# Advanced Usage of reLAISS

This notebook demonstrates advanced features of the reLAISS library for finding similar astronomical transients.

## Topics Covered
1. Using PCA for dimensionality reduction
2. Creating theorized lightcurves
3. Swapping host galaxies
4. Setting maximum neighbor distances
5. Tweaking ANNOY parameters
6. Finding the optimal number of neighbors

In [None]:
import os
import pandas as pd
import numpy as np
import relaiss

# Create output directories
os.makedirs('./figures', exist_ok=True)
os.makedirs('./sfddata-master', exist_ok=True)
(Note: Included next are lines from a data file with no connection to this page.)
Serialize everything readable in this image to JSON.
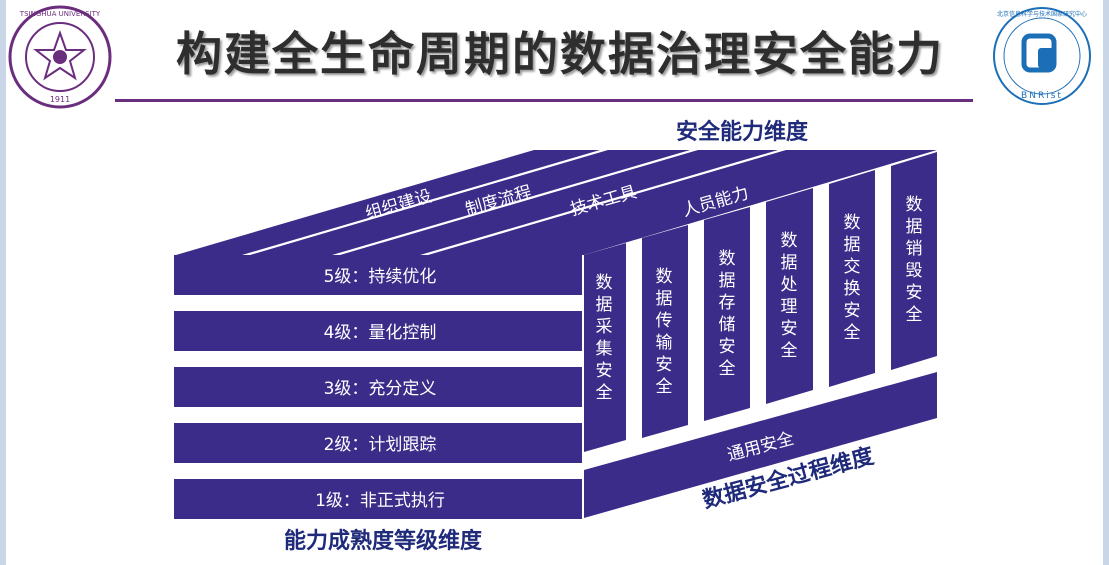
{
  "title": "构建全生命周期的数据治理安全能力",
  "logos": {
    "left": {
      "name": "tsinghua-university-seal",
      "outer_text": "TSINGHUA UNIVERSITY",
      "year": "1911"
    },
    "right": {
      "name": "bnrist-logo",
      "outer_text": "北京信息科学与技术国家研究中心",
      "bottom_text": "BNRist"
    }
  },
  "dimensions": {
    "top": "安全能力维度",
    "bottom_left": "能力成熟度等级维度",
    "bottom_right": "数据安全过程维度"
  },
  "capability_items": [
    "组织建设",
    "制度流程",
    "技术工具",
    "人员能力"
  ],
  "maturity_levels": [
    "5级：持续优化",
    "4级：量化控制",
    "3级：充分定义",
    "2级：计划跟踪",
    "1级：非正式执行"
  ],
  "process_columns": [
    "数据采集安全",
    "数据传输安全",
    "数据存储安全",
    "数据处理安全",
    "数据交换安全",
    "数据销毁安全"
  ],
  "general_security": "通用安全",
  "colors": {
    "bar": "#3b2c8a",
    "title_rule": "#6b2d7d",
    "dimension_text": "#1f2a7a",
    "seal": "#6b2d7d",
    "bnrist": "#1c6fb6"
  }
}
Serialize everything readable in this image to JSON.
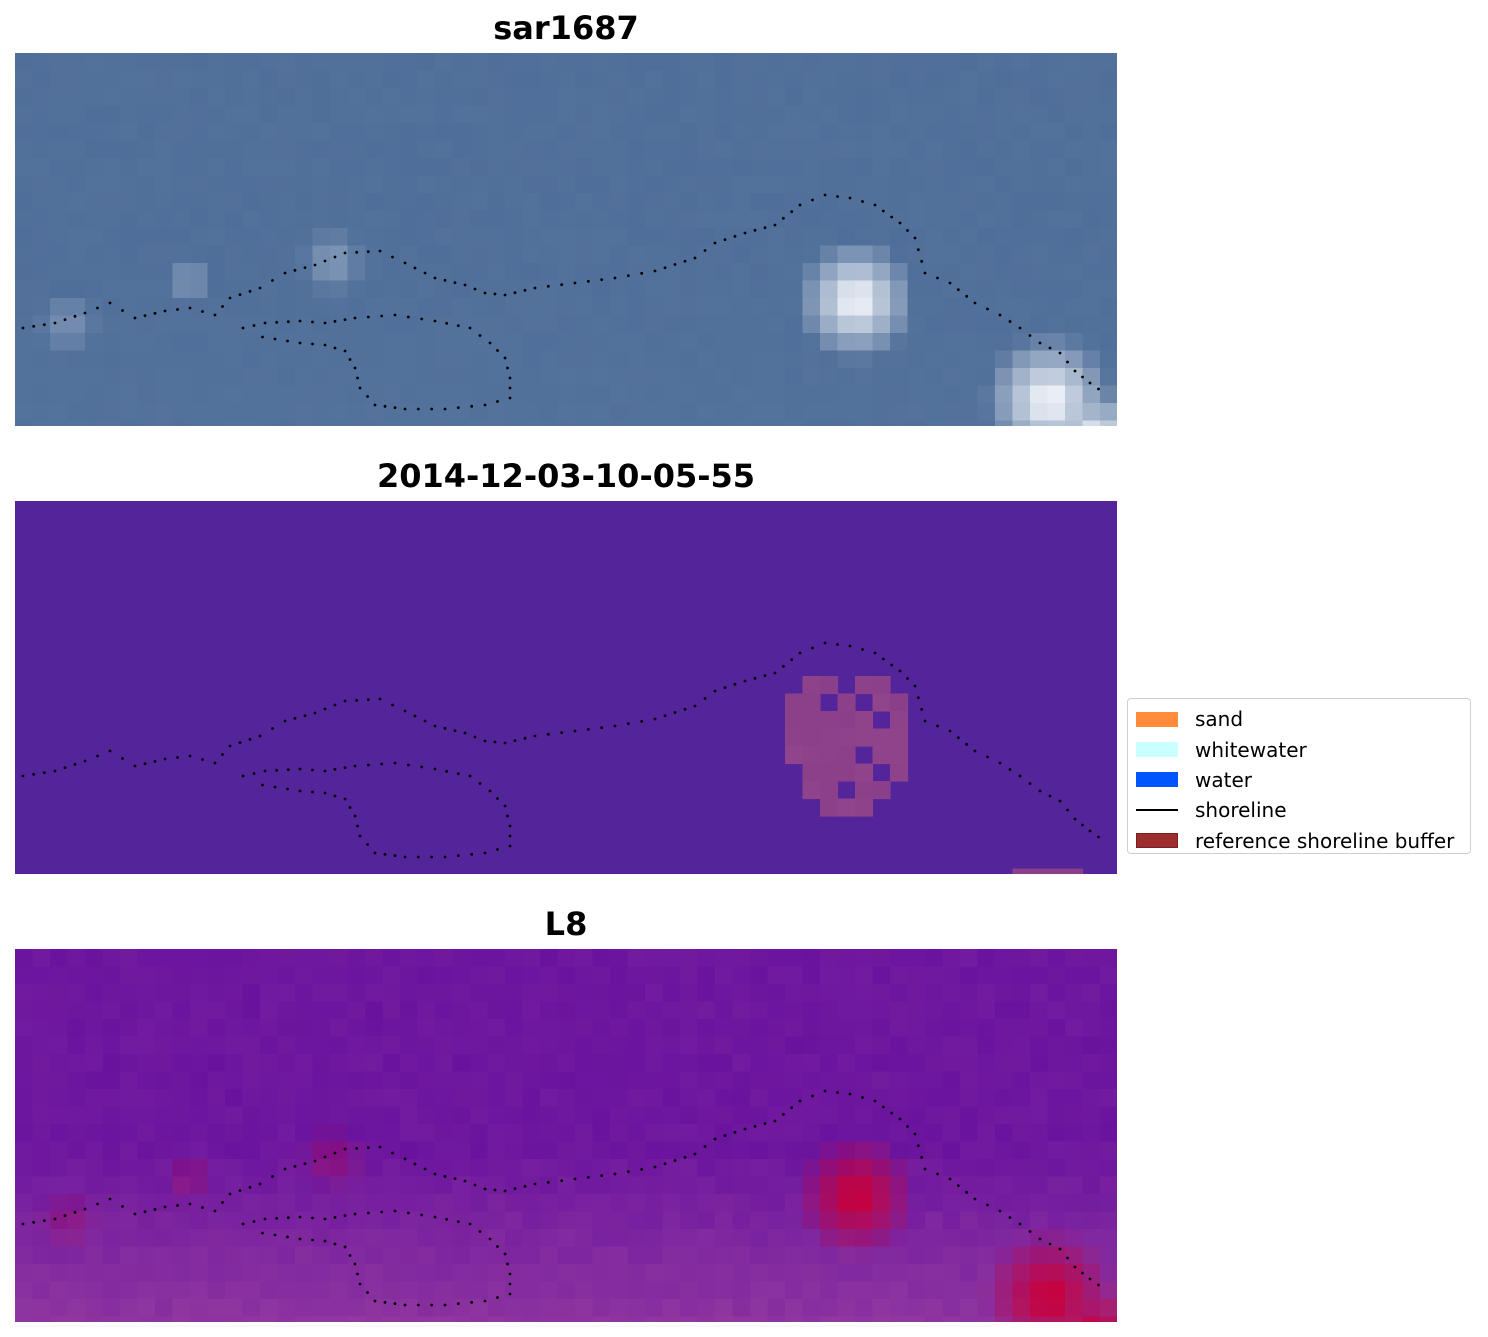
{
  "panels": [
    {
      "title": "sar1687",
      "kind": "rgb"
    },
    {
      "title": "2014-12-03-10-05-55",
      "kind": "class"
    },
    {
      "title": "L8",
      "kind": "index"
    }
  ],
  "legend": {
    "items": [
      {
        "label": "sand",
        "color": "#ff8c3a",
        "type": "patch"
      },
      {
        "label": "whitewater",
        "color": "#c9ffff",
        "type": "patch"
      },
      {
        "label": "water",
        "color": "#0055ff",
        "type": "patch"
      },
      {
        "label": "shoreline",
        "color": "#000000",
        "type": "line"
      },
      {
        "label": "reference shoreline buffer",
        "color": "#9c2e2e",
        "type": "patch"
      }
    ]
  },
  "colors": {
    "sar_base": "#4f6e99",
    "class_background": "#54249a",
    "class_buffer": "#8a3f8a",
    "l8_base": "#6a14a0",
    "l8_hot": "#c8003a"
  }
}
## 1. Using PCA for Dimensionality Reduction

PCA can be used to reduce the dimensionality of the feature space while preserving most of the variance. This can improve search speed and potentially reduce noise in the feature space.

In [None]:
# Initialize client with PCA
client = relaiss.ReLAISS()
client.load_reference(
    path_to_sfd_folder='./sfddata-master',
    use_pca=True,  # Enable PCA
    num_pca_components=20  # Keep 20 components
)

## 2. Creating Theorized Lightcurves

You can create simulated lightcurves for theoretical models and find similar real transients. This is useful for testing theoretical predictions or exploring parameter space.

In [None]:
# Create a theorized lightcurve (example)
theorized_lightcurve_df = pd.DataFrame({
    'ant_mjd': np.linspace(0, 100, 50),
    'ant_mag': np.random.normal(20, 1, 50),
    'ant_magerr': np.random.uniform(0.1, 0.3, 50),
    'ant_passband': ['R'] * 50
})

# Find neighbors using theorized lightcurve
neighbors_df = client.find_neighbors(
    ztf_object_id=None,  # No real transient
    theorized_lightcurve_df=theorized_lightcurve_df,
    n=5,
    plot=True,
    save_figures=True
)

## 3. Swapping Host Galaxies

You can swap the host galaxy of a transient with another one to see how it affects the similarity search. This is useful for studying the impact of host galaxy properties on transient classification.

In [None]:
# Find neighbors with swapped host
neighbors_df = client.find_neighbors(
    ztf_object_id='ZTF21aaublej',
    host_ztf_id='ZTF21aakqjqv',  # Different host galaxy
    n=5,
    plot=True,
    save_figures=True
)

## 4. Setting Maximum Neighbor Distances

You can set a maximum distance threshold to only return neighbors within a certain similarity range. This helps filter out less similar objects.

In [None]:
# Find neighbors within distance threshold
neighbors_df = client.find_neighbors(
    ztf_object_id='ZTF21aaublej',
    n=10,  # Request more neighbors
    max_neighbor_dist=5.0,  # Maximum allowed distance
    plot=True,
    save_figures=True
)

## 5. Tweaking ANNOY Parameters

You can adjust the ANNOY index parameters to balance between search speed and accuracy. The `search_k` parameter controls how thorough the search is, while `weight_lc_feats_factor` lets you adjust the relative importance of lightcurve features.

In [None]:
# Find neighbors with custom ANNOY parameters
neighbors_df = client.find_neighbors(
    ztf_object_id='ZTF21aaublej',
    n=5,
    search_k=2000,  # More thorough search
    weight_lc_feats_factor=1.5,  # Weight lightcurve features more heavily
    plot=True,
    save_figures=True
)

## 6. Finding the Optimal Number of Neighbors

reLAISS can help you determine the optimal number of neighbors to use by analyzing the distance curve. This is useful when you're not sure how many neighbors would be most appropriate for your analysis.

In [None]:
# Find optimal number of neighbors
neighbors_df = client.find_neighbors(
    ztf_object_id='ZTF21aaublej',
    n=20,  # Request more neighbors than needed
    suggest_neighbor_num=True,  # Enable neighbor number suggestion
    plot=True,  # Plot the distance curve
    save_figures=True
)

# The function returns a DataFrame with the neighbors AND suggests the optimal number
# The optimal number is printed to the console and shown in the plot
print("\nNearest Neighbors:")
print(neighbors_df)